= John Nquku =

Southern African politician (born 1899)

John June Nquku (born 1899, date of death unknown) was an early Swaziland nationalist and creator of Swaziland's first political party, the Swaziland Progressive Party.

==Early life and education==
Nquku was born in Pietermaritzburg, South Africa to a Zulu family. He went to Natal, South Africa and attended St. Chad's College before moving to Swaziland in 1930.

==Career==
Nquku began his career as a principal, later becoming an inspector of Swazi schools. He resigned from the position in 1940, joining the Swazi National Council. In 1944, Nquku became the secretary-general of the United Christian Church of Africa.
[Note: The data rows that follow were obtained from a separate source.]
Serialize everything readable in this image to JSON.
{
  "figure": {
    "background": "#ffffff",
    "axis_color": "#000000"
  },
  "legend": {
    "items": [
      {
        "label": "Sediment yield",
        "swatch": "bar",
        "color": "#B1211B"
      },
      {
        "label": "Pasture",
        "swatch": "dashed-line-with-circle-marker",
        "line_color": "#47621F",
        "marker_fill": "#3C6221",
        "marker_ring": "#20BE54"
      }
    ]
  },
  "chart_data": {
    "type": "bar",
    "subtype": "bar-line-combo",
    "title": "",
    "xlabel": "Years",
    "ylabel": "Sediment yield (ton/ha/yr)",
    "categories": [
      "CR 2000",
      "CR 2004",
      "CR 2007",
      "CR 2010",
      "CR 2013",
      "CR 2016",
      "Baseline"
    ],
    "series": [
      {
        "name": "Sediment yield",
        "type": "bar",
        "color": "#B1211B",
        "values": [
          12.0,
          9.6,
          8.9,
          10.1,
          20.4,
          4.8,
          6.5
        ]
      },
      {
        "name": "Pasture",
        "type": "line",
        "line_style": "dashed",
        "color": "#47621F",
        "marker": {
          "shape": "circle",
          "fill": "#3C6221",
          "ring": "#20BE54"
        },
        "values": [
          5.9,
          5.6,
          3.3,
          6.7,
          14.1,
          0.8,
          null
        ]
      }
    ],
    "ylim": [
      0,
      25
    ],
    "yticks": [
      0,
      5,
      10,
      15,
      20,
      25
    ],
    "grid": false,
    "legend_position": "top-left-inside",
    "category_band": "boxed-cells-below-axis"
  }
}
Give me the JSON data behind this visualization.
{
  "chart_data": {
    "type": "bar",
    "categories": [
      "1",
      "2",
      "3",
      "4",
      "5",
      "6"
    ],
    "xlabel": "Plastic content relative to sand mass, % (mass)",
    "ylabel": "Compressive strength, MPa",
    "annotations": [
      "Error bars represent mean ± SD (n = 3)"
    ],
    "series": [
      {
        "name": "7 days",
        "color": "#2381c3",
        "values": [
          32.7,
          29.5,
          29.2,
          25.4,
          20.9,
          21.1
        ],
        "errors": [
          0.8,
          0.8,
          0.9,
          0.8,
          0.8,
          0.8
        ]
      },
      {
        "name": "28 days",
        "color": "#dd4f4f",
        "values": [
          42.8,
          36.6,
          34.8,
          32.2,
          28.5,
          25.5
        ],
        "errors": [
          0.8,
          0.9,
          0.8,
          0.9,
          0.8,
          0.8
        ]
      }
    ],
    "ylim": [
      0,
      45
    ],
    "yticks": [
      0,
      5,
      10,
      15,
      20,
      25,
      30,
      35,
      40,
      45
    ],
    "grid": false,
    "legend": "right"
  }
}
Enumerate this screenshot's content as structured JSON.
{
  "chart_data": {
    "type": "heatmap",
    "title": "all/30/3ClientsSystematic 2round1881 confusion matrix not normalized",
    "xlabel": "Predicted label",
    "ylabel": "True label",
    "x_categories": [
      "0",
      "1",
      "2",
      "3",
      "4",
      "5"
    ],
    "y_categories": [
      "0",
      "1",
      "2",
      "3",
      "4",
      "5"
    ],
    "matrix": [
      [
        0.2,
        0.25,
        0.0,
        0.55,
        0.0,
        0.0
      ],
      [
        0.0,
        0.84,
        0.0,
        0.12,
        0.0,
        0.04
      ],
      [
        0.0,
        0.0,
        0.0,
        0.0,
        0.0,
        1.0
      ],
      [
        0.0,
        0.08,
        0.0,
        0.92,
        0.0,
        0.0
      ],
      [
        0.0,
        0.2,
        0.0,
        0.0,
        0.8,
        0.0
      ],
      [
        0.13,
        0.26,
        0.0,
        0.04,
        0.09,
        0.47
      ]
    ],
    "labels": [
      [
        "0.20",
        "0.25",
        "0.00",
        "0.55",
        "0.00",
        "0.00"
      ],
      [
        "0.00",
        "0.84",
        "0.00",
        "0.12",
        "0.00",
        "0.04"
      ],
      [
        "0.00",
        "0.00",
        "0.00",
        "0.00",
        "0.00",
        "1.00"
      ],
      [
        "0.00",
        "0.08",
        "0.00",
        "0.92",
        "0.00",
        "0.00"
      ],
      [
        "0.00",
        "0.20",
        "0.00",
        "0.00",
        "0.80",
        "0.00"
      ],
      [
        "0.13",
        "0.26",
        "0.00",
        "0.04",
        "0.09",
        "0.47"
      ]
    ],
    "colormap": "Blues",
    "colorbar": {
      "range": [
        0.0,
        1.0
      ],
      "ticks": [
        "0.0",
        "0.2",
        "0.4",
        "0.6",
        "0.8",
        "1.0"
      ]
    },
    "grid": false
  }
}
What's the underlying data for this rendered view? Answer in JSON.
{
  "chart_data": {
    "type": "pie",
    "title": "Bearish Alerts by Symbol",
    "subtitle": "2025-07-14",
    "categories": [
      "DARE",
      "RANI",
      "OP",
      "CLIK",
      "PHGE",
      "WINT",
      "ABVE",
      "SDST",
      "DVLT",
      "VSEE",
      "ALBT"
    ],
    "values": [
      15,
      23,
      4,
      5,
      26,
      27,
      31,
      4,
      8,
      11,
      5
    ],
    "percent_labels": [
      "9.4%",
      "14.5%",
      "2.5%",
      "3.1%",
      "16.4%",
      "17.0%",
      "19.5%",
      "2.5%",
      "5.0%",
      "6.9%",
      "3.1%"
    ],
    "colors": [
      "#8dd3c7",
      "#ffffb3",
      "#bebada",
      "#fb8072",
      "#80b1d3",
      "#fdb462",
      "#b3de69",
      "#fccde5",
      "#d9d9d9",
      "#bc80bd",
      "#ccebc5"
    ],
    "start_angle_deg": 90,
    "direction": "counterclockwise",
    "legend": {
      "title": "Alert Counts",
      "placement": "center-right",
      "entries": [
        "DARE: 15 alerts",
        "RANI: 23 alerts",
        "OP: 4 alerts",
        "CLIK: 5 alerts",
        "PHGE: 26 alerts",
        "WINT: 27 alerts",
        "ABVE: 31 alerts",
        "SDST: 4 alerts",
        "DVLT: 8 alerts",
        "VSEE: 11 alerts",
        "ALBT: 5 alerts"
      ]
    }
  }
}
In 1945, Nquku became President of the Swaziland Progressive Association, which then evolved into the Swaziland Progressive Party (SPP) in 1960.

==Politics==
On May 18, 1961, during a meeting to establish the constitution for Swaziland, Nquku was banished for having an unapproved and detrimental party. The following year, in February 1962, Nquku was deposed as party leader for allegedly corrupt and dictatorial practices. Ambrose Phesheya Zwane was elected to replace him. Later that year, in August 1962, Nquku was suspended from the SPP due to allegations of fraud, and was replaced by K.Y. Samketi.

In 1963, Nquku regained his position as party leader of the SPP after being appointed by the secretary of the government.

==Literature==
Outside of his political career, Nquku wrote multiple pamphlets which include a biography of the King of Swaziland Sobhuza II and a collection of folk tales in the Swazi language.